Ausser der Geschichte dieser Stadt ist die Lage im Dschungel mit der Möglichkeit viele Tiere und auch Vögel zu beobachten etwas ganz besonderes in Caracol. Ich dachte es mir und erfuhr, dass es den Menschen hier auch sehr bewusst ist, das die Abgeschiedenheit und die schwer zu erreichende Lage mitten im Dschungel von großem Vorteil ist. Wenn es leicht zu erreichen wäre, gäbe es hier wahrscheinlich ziemlich viele Menschen und wir wären nicht fast die einzigen Besucher gewesen.

Das Highlight eines Caracolbesuches ist mit Sicherheit Caana (Sky Place) welches das höchste Gebäude in Belize ist. Weiterhin gibt es ein sehr interessantes Grab, in dem höchst wahrscheinlich Lady Batz‘ Ek aus Calakmul ihre letzte Ruhe fand. Calakmul und Tikal waren in dieser Zeit stets verfeindet und auf der Suche nach Verbündeten. Man vermutet Calakmul versuchte mit dieser Heirat die Verbindung zu stärken.

Natürlich gab es in Caracol Ballspielplätze zu sehen und einige Wasserreservoirs die wir so zuvor noch nicht kennengelernt hatten.

Wir konnten auch wie schon einige Male zuvor einen großen Ceiba Baum bestaunen der für die Maya heilig war und eine sehr wichtige Bedeutung hatte.
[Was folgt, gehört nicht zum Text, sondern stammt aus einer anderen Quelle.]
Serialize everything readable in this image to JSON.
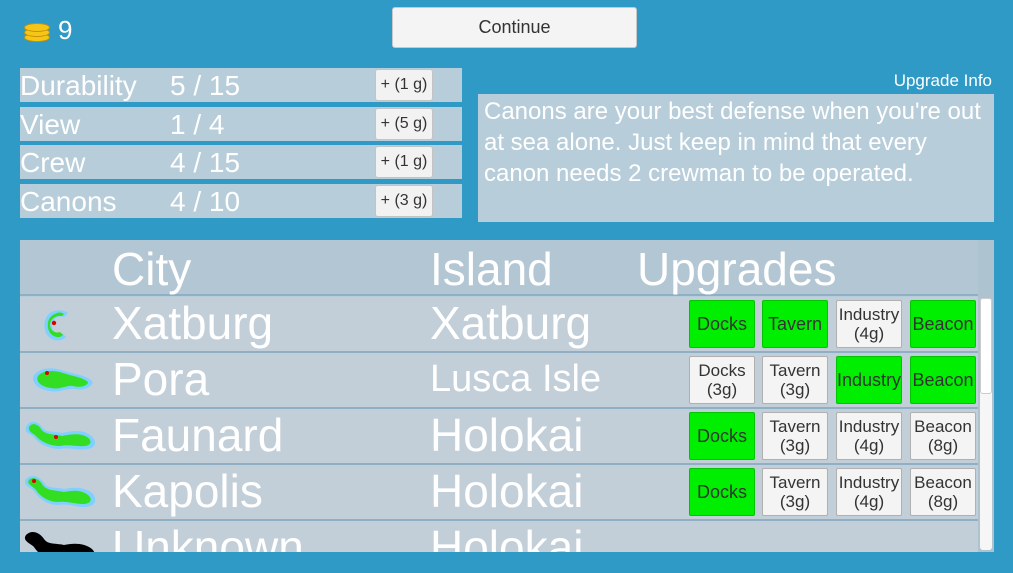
{
  "gold": {
    "amount": "9",
    "icon": "coins-icon",
    "color": "#f5c518"
  },
  "continue_label": "Continue",
  "stats": [
    {
      "name": "Durability",
      "value": "5 / 15",
      "button": "+ (1 g)"
    },
    {
      "name": "View",
      "value": "1 / 4",
      "button": "+ (5 g)"
    },
    {
      "name": "Crew",
      "value": "4 / 15",
      "button": "+ (1 g)"
    },
    {
      "name": "Canons",
      "value": "4 / 10",
      "button": "+ (3 g)"
    }
  ],
  "upgrade_info": {
    "title": "Upgrade Info",
    "text": "Canons are your best defense when you're out at sea alone. Just keep in mind that every canon needs 2 crewman to be operated."
  },
  "table": {
    "headers": {
      "city": "City",
      "island": "Island",
      "upgrades": "Upgrades"
    },
    "rows": [
      {
        "city": "Xatburg",
        "island": "Xatburg",
        "icon": "island-xatburg-icon",
        "upgrades": [
          {
            "name": "Docks",
            "cost": "",
            "state": "bought"
          },
          {
            "name": "Tavern",
            "cost": "",
            "state": "bought"
          },
          {
            "name": "Industry",
            "cost": "(4g)",
            "state": "available"
          },
          {
            "name": "Beacon",
            "cost": "",
            "state": "bought"
          }
        ]
      },
      {
        "city": "Pora",
        "island": "Lusca Isle",
        "icon": "island-lusca-icon",
        "upgrades": [
          {
            "name": "Docks",
            "cost": "(3g)",
            "state": "available"
          },
          {
            "name": "Tavern",
            "cost": "(3g)",
            "state": "available"
          },
          {
            "name": "Industry",
            "cost": "",
            "state": "bought"
          },
          {
            "name": "Beacon",
            "cost": "",
            "state": "bought"
          }
        ]
      },
      {
        "city": "Faunard",
        "island": "Holokai",
        "icon": "island-holokai-icon",
        "upgrades": [
          {
            "name": "Docks",
            "cost": "",
            "state": "bought"
          },
          {
            "name": "Tavern",
            "cost": "(3g)",
            "state": "available"
          },
          {
            "name": "Industry",
            "cost": "(4g)",
            "state": "available"
          },
          {
            "name": "Beacon",
            "cost": "(8g)",
            "state": "available"
          }
        ]
      },
      {
        "city": "Kapolis",
        "island": "Holokai",
        "icon": "island-holokai-icon",
        "upgrades": [
          {
            "name": "Docks",
            "cost": "",
            "state": "bought"
          },
          {
            "name": "Tavern",
            "cost": "(3g)",
            "state": "available"
          },
          {
            "name": "Industry",
            "cost": "(4g)",
            "state": "available"
          },
          {
            "name": "Beacon",
            "cost": "(8g)",
            "state": "available"
          }
        ]
      },
      {
        "city": "Unknown",
        "island": "Holokai",
        "icon": "island-unknown-icon",
        "upgrades": []
      }
    ]
  },
  "colors": {
    "background": "#2f9ac6",
    "panel": "#b7cdda",
    "bought": "#00ee00",
    "island_land": "#33dd22",
    "island_shore": "#7fd0ff",
    "city_marker": "#dd0000"
  }
}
Sie glaubten daran, dass der Ceiba Baum das Universum darstellte. Die Wurzeln des Baumes welche weit nach unten reichen symbolisieren die Unterwelt ( Xibalbá), der Stamm den Bereich wo die Menschen leben also die Mittelwelt und die Baumkronen hoch oben im Himmel die Oberwelt mit den Göttern. Dieser Ceiba Baum in Caracol war besonders groß und beeindruckend für uns!

Rio Frío Cave

Auf dem Rückweg hielten wir noch an der Rio Frío Cave und konnten sogar noch hinein gehen. Unser Guide beleuchtete interessante Felsabschnitte und wir sahen sogar ein paar Fledermäuse. Es war sehr interessant in die Höhle hineinzugehen denn es gab nicht nur verschiedene Felsformationen und Farben zu sehen, sondern auch große Stalakmiten und Stalaktiten.

Natural Pools

Der nächste Stopp und auch der letzte bevor wir die Rückfahrt begannen war an den nature Pools im Mountain Pine Ridge Forest Reserve. Zuerst waren wir skeptisch. Wir wollten nicht irgendwo „planschen gehen“ und weniger Zeit an den Ruinen haben, aber ich muss sagen das die Zeit in Caracol sogar für uns ausreichend war (das erste Mal so wirklich bei einer Führung, sonst hätten wir meist gerne mehr Zeit gehabt). Und als wir an den natürlichen Pools ankamen waren da garnicht so viele andere Besucher. Es war sehr natürlich und schön! Wir erfrischten uns um dann zurück nach San Ignacio zu fahren.
Unser Fazit: Ja, eine Tour ist teuer aber es hat sich diesmal total gelohnt! Wir sind lieber auch auf eigene Faust unterwegs aber hier war es so genau richtig. Die Gruppe war klein, wir konnten viel mitbestimmen, waren früh also als erste da, hatten ein leckeres Mittagessen und einen super Guide! Wir würden es wieder so machen!